Jon Stewart, who certainly has had many funny moments on The Daily Show and tends to be at least mildly amusing, is promoting his Return to Sanity event, but is starting to smell like he’s feeding from the same trough as Glenn Beck. He condemns Obama for what he hasn’t done, when it’s clear that Obama has tried (& succeeded, in some cases, and in others, failed) to do the right thing on several fronts, but is fighting the good fight against entrenched forces. His modest attempts to improve our healthcare system are labeled “Obamacare” and attacked by well-funded Rightwing forces. In the shameless category of Disinformation, MSNBC even had a headline last week (or “deck,” the text below the headline, to be more accurate) that referred to the (completely fictional) “death panels.”
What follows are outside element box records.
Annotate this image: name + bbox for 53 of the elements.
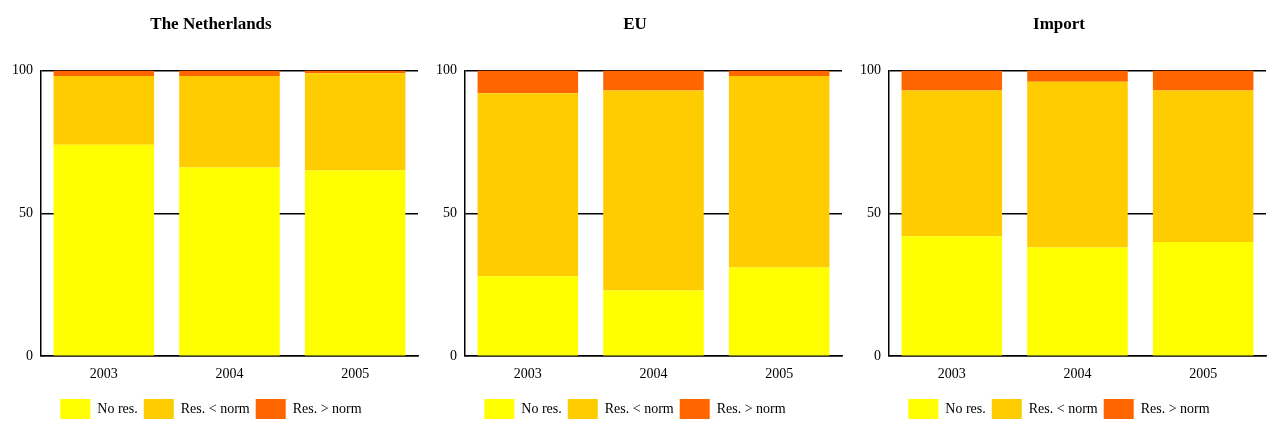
bar (1152, 70, 1254, 91)
bar (901, 90, 1003, 237)
legend-label: Res. < norm (604, 400, 674, 416)
y-tick-label: 100 (860, 62, 881, 78)
y-tick-label: 0 (450, 347, 457, 363)
legend-label: Res. < norm (1028, 400, 1098, 416)
x-tick-label: 2005 (341, 366, 370, 382)
bar (53, 76, 155, 145)
bar (603, 90, 704, 291)
legend-label: No res. (521, 400, 562, 416)
bar (901, 236, 1003, 356)
y-tick-label: 50 (443, 204, 457, 220)
x-tick-label: 2003 (89, 366, 118, 382)
y-tick-label: 50 (19, 204, 33, 220)
x-tick-label: 2004 (215, 366, 244, 382)
chart-title: EU (623, 13, 647, 33)
x-tick-label: 2003 (937, 366, 966, 382)
legend-label: Res. < norm (180, 400, 250, 416)
chart-title: The Netherlands (150, 13, 273, 33)
bar (1027, 70, 1128, 82)
x-tick-label: 2004 (639, 366, 668, 382)
bar (179, 76, 280, 168)
bar (728, 267, 830, 356)
legend-label: No res. (97, 400, 138, 416)
y-tick-label: 0 (26, 347, 33, 363)
x-tick-label: 2005 (765, 366, 794, 382)
bar (1152, 241, 1254, 356)
y-tick-label: 100 (12, 62, 33, 78)
legend-label: Res. > norm (716, 400, 786, 416)
bar (1152, 90, 1254, 242)
x-tick-label: 2003 (513, 366, 542, 382)
bar (304, 170, 406, 356)
x-tick-label: 2005 (1189, 366, 1218, 382)
bar (304, 73, 406, 171)
legend-label: No res. (945, 400, 986, 416)
bar (53, 144, 155, 356)
bar (901, 70, 1003, 91)
bar (477, 70, 579, 94)
y-tick-label: 0 (874, 347, 881, 363)
x-tick-label: 2004 (1063, 366, 1092, 382)
bar (1027, 81, 1128, 248)
y-tick-label: 50 (867, 204, 881, 220)
bar (477, 93, 579, 277)
bar (603, 290, 704, 356)
bar (603, 70, 704, 91)
bar (728, 76, 830, 268)
bar (1027, 247, 1128, 356)
y-tick-label: 100 (436, 62, 457, 78)
bar (179, 167, 280, 356)
chart-title: Import (1033, 13, 1086, 33)
bar (477, 276, 579, 356)
legend-label: Res. > norm (1140, 400, 1210, 416)
legend-label: Res. > norm (292, 400, 362, 416)
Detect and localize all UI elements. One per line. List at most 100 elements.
Bob Woodward was on the ABC Nightly News hawking his latest book about the inside workings of the White House, Obama’s Wars (a deceptive title if there ever was one, considering both Iraq and Afghanistan are wars Obama inherited: he’s been in office less than two years, correct?), which he slanted horribly in the soundbite with Dianne Sawyer. He focused on one quote in which Obama essentially said American can and will absorb the brunt of terrorist attacks. What would Woodward have Obama say? “We’ll crawl in a hole and hide”? Hard to do with 300 million plus population. But what was not glossed over apparently in the book is Obama’s effort to get out of Afghanistan, to resist the U.S. military’s demands for an open-ended war. Woodward obviously thought that was less important in the soundbite category than trying to slant his words. He grinned smugly as he made it seem Obama was somehow treating terrorism lightly.
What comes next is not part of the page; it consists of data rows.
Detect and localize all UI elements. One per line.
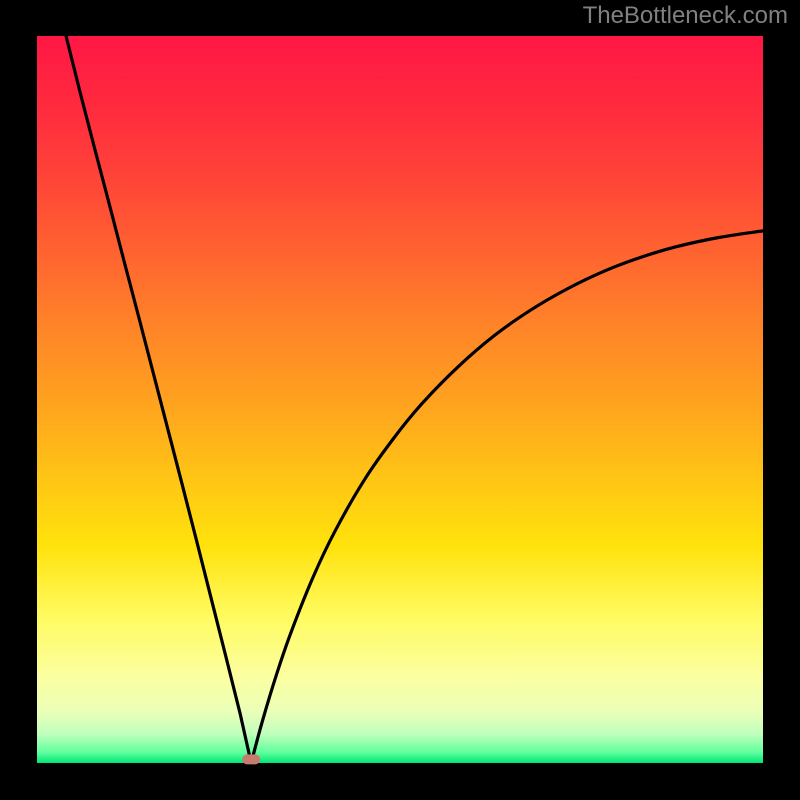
chart-container: TheBottleneck.com bbox=[0, 0, 800, 800]
vertex-marker bbox=[242, 754, 260, 764]
bottleneck-chart bbox=[0, 0, 800, 800]
attribution-label: TheBottleneck.com bbox=[583, 2, 788, 30]
plot-background bbox=[37, 36, 763, 763]
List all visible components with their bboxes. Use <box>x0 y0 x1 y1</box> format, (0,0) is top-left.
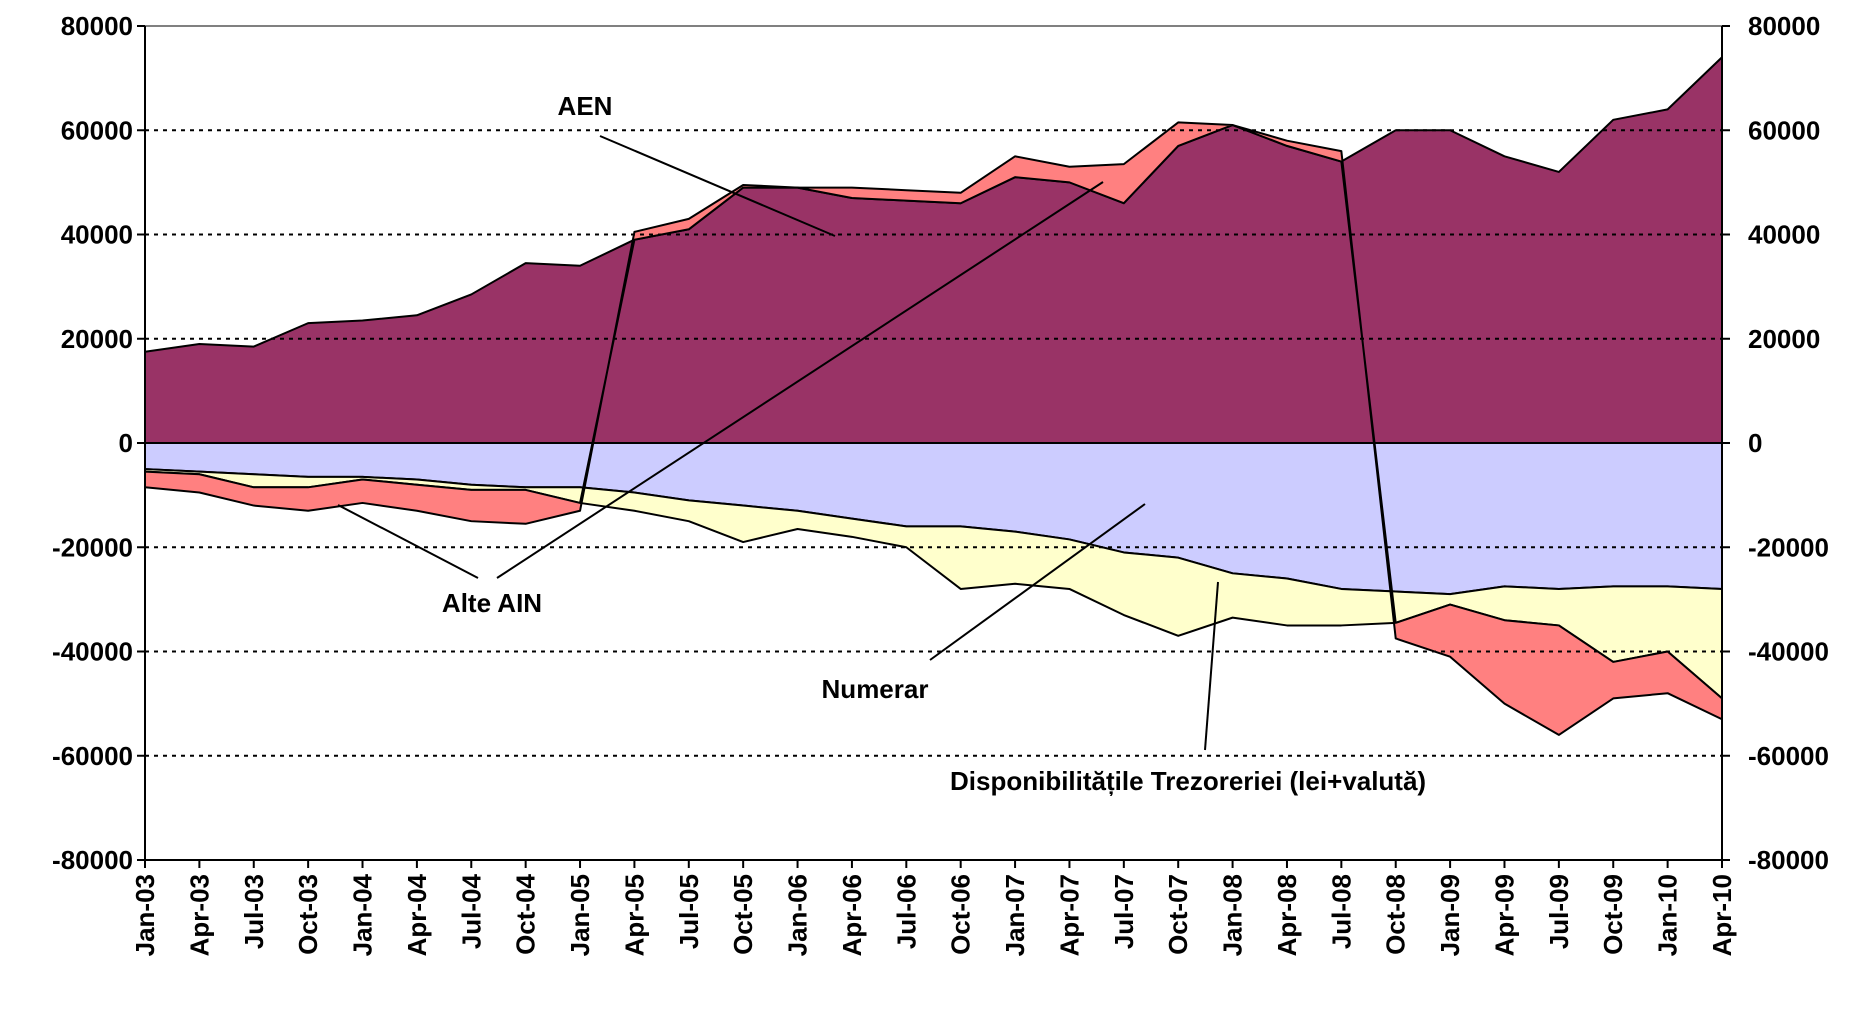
x-tick-label: Jan-09 <box>1435 874 1465 956</box>
x-tick-label: Apr-04 <box>402 873 432 956</box>
x-tick-label: Jul-08 <box>1326 874 1356 949</box>
x-tick-label: Oct-07 <box>1163 874 1193 955</box>
y2-tick-label: -40000 <box>1748 637 1829 667</box>
x-tick-label: Oct-05 <box>728 874 758 955</box>
x-tick-label: Apr-10 <box>1707 874 1737 956</box>
series-label: Disponibilitățile Trezoreriei (lei+valut… <box>950 766 1426 796</box>
x-tick-label: Jan-05 <box>565 874 595 956</box>
x-tick-label: Oct-08 <box>1381 874 1411 955</box>
x-tick-label: Jan-08 <box>1218 874 1248 956</box>
y-tick-label: 0 <box>119 428 133 458</box>
y-tick-label: -20000 <box>52 532 133 562</box>
x-tick-label: Apr-03 <box>184 874 214 956</box>
arrow <box>1204 581 1219 751</box>
y2-tick-label: -80000 <box>1748 845 1829 875</box>
x-tick-label: Jan-03 <box>130 874 160 956</box>
y-tick-label: 60000 <box>61 115 133 145</box>
arrow <box>599 135 836 237</box>
x-tick-label: Apr-06 <box>837 874 867 956</box>
axes: -80000 -60000 -40000 -20000 0 20000 40000 60000… <box>52 11 1829 956</box>
y2-tick-label: 60000 <box>1748 115 1820 145</box>
y2-tick-label: 80000 <box>1748 11 1820 41</box>
y-tick-label: -60000 <box>52 741 133 771</box>
series-label: Alte AIN <box>442 588 542 618</box>
y2-tick-label: 0 <box>1748 428 1762 458</box>
series-labels: AEN Numerar Disponibilitățile Trezoreriei … <box>442 91 1426 796</box>
x-tick-label: Jan-04 <box>348 873 378 956</box>
x-tick-label: Jan-07 <box>1000 874 1030 956</box>
y-tick-label: -80000 <box>52 845 133 875</box>
y-tick-label: 20000 <box>61 324 133 354</box>
x-tick-label: Jul-05 <box>674 874 704 949</box>
y-tick-label: 80000 <box>61 11 133 41</box>
x-tick-label: Oct-09 <box>1598 874 1628 955</box>
annotation-arrows <box>337 135 1219 751</box>
x-tick-label: Apr-05 <box>619 874 649 956</box>
x-tick-label: Jul-07 <box>1109 874 1139 949</box>
x-tick-label: Jul-06 <box>891 874 921 949</box>
y2-tick-label: -60000 <box>1748 741 1829 771</box>
x-tick-label: Oct-06 <box>946 874 976 955</box>
x-tick-label: Jul-04 <box>456 873 486 949</box>
arrow <box>337 504 479 579</box>
x-tick-label: Apr-07 <box>1054 874 1084 956</box>
x-tick-label: Oct-03 <box>293 874 323 955</box>
x-tick-label: Oct-04 <box>511 873 541 954</box>
arrow <box>496 181 1104 579</box>
y2-tick-label: -20000 <box>1748 532 1829 562</box>
x-tick-label: Apr-08 <box>1272 874 1302 956</box>
arrow <box>929 503 1146 661</box>
series-label: AEN <box>558 91 613 121</box>
x-tick-label: Jan-10 <box>1653 874 1683 956</box>
x-tick-label: Jul-09 <box>1544 874 1574 949</box>
x-tick-label: Apr-09 <box>1489 874 1519 956</box>
y2-tick-label: 20000 <box>1748 324 1820 354</box>
series-label: Numerar <box>822 674 929 704</box>
y2-tick-label: 40000 <box>1748 220 1820 250</box>
x-tick-label: Jan-06 <box>783 874 813 956</box>
y-tick-label: 40000 <box>61 220 133 250</box>
x-tick-label: Jul-03 <box>239 874 269 949</box>
y-tick-label: -40000 <box>52 637 133 667</box>
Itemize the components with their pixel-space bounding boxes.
Jon Stewart tends to make easy jokes about complex issues, and sure, that’s the nature of late night comedy. But I admire Obama for standing in there and trying to do the right thing, not for laughs or ratings, but because he was elected to do a difficult job in a difficult moment in history. He doesn’t tend to whine (actually, I like him best when he shows real anger) or get giggly (the way Jon Stewart does). I’m not a huge fan of his economic team, but the idea that he could somehow completely overhaul our financial system is not simply disingenuous (which it is, in part), but rather dumb/dim. Wall Street power is not mythical. Banks and investment houses have vigorously fought his modest financial reforms, but he did succeed in something. The same with health care. It may not be perfect, but it’s something in the right direction.
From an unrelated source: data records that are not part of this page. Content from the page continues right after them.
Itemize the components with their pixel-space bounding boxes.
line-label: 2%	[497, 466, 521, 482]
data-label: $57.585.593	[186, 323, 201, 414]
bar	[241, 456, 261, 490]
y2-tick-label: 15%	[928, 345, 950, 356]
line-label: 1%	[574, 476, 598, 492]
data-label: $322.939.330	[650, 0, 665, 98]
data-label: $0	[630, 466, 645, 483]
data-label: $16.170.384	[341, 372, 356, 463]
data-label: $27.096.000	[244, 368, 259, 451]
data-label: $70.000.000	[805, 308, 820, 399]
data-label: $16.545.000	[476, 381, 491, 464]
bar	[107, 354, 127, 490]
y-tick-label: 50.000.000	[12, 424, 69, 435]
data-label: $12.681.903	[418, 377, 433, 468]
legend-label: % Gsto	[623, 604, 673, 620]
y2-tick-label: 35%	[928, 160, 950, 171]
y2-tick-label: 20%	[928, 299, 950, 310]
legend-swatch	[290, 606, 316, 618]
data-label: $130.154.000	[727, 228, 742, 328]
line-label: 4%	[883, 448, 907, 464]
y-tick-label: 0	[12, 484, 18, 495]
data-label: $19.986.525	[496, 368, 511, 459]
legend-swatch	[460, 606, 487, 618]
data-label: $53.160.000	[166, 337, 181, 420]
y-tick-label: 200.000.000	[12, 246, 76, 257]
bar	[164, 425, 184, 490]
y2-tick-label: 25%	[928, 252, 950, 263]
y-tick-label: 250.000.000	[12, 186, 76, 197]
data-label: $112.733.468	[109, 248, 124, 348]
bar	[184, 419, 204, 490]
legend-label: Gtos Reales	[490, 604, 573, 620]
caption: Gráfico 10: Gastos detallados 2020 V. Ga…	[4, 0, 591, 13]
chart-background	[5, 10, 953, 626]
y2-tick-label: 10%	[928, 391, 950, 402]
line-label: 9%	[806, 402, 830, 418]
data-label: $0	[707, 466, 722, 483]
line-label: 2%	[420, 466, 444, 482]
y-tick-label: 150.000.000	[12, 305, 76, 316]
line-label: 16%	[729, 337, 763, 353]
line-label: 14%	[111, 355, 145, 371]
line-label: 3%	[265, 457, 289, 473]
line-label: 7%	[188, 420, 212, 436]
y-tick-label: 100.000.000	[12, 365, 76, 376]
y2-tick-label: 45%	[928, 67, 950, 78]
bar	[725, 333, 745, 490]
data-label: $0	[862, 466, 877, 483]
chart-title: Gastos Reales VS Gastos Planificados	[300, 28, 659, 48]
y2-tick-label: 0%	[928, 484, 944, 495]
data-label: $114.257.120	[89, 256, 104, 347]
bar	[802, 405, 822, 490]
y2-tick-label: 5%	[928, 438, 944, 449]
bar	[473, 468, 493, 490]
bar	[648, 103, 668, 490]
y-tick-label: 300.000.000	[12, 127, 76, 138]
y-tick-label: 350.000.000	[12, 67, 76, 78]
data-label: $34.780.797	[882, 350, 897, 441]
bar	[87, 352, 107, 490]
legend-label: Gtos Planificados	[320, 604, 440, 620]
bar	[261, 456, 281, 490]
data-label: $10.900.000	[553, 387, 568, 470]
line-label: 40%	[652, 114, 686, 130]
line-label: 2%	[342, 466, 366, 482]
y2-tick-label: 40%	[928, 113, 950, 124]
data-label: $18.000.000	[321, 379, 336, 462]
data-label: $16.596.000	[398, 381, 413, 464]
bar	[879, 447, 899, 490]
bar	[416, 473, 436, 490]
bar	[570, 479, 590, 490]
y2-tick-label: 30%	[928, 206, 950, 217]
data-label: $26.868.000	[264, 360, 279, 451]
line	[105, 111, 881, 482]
And yes, I’m sure the Democratic Party officials wouldn’t be keen for that as a bumper sticker phrase: Obama: Something in the Right Direction. (Of course I did have a bumper sticker that read, “Kerry/Edwards—Para un America más fuerte,” but that’s another story.) In this era of Know-Nothing politics and Tea Party idiocy, perhaps that’s what we’re left with. Something. Anything.